Goodwill is rarely mentioned in legislation. Most people would settle on a simple definition which would be based on the ‘extra’ value of a business over and above its tangible assets.
In the vast majority of cases when a business is sold a significant proportion of the sale price will be for the intangible assets or goodwill of the company. This is essentially a way of placing a monetary value on the business’s reputation and customer relationships. Or as HMRC say in their guidance, in accounting terms, purchased goodwill is the balancing figure between the purchase price of a business and the net value of the assets acquired. Valuing goodwill is complex and there are many different methods which can be used and that vary from industry to industry.

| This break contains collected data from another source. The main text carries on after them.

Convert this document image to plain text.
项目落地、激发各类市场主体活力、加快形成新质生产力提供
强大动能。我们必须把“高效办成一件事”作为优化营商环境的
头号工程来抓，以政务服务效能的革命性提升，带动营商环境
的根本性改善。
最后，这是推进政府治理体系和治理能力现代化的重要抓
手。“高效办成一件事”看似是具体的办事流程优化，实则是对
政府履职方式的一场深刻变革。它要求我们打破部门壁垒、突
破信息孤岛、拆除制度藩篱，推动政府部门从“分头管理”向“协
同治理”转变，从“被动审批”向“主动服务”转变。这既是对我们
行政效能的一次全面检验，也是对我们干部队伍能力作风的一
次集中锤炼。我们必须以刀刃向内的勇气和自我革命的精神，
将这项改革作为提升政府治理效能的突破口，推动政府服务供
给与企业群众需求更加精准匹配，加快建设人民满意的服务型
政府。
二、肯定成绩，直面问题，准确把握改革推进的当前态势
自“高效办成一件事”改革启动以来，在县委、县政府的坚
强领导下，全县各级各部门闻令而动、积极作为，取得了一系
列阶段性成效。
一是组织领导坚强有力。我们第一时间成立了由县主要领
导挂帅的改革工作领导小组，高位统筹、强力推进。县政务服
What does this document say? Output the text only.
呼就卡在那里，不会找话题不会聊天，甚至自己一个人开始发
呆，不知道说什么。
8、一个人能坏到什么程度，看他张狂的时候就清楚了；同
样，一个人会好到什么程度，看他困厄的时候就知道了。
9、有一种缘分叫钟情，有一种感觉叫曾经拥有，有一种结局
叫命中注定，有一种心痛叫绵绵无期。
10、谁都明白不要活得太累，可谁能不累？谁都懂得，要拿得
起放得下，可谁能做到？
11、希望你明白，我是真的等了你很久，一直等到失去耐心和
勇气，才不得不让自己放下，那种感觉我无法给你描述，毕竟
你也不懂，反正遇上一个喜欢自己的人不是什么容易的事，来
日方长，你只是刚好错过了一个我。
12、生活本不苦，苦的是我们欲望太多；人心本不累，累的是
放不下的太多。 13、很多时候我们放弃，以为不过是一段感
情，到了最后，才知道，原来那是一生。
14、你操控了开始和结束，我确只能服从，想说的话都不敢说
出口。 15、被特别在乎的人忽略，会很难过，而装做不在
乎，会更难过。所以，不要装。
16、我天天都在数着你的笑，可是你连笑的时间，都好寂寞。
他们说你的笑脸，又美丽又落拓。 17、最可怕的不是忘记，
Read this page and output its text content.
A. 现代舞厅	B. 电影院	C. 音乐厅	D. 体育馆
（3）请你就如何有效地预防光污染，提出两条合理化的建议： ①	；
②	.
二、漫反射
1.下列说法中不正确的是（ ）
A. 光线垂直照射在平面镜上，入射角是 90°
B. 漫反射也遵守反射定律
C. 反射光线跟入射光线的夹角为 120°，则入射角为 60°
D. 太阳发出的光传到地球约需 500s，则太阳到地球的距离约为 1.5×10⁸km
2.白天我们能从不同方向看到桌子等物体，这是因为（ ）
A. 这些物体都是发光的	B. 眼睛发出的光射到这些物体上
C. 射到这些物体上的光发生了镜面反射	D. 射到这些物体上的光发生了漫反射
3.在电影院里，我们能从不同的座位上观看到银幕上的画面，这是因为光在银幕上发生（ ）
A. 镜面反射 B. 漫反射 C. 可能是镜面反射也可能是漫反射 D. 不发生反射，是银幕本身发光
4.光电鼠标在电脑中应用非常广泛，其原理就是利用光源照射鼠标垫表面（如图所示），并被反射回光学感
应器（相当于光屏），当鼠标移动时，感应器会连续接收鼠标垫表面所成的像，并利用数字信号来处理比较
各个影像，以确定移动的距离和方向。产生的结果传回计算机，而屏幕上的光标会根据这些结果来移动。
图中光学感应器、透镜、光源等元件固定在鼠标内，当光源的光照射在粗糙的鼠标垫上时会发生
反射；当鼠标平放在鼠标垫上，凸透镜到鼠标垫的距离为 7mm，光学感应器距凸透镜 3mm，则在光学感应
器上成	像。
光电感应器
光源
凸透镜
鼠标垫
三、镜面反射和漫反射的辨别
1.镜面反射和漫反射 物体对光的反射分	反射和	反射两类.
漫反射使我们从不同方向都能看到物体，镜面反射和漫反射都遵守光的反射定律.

The Corporation Tax relief restriction rules for certain acquisitions of goodwill and relevant assets changed on 1 April 2019.
Businesses can now claim Corporation Tax relief on purchases of goodwill made on or after 1 April 2019 if the:
- goodwill and relevant assets are purchased when you buy a business with qualifying intellectual property (IP)
- business is liable to Corporation Tax
- relevant assets (including goodwill) are included in the company accounts
If relief is available, it is at a fixed rate of 6.5% a year on the lower of the cost of the relevant asset or 6 times the cost of any qualifying IP assets in the business purchased. Relief is given yearly until the limit is reached and a claim is made using the Company Tax Return.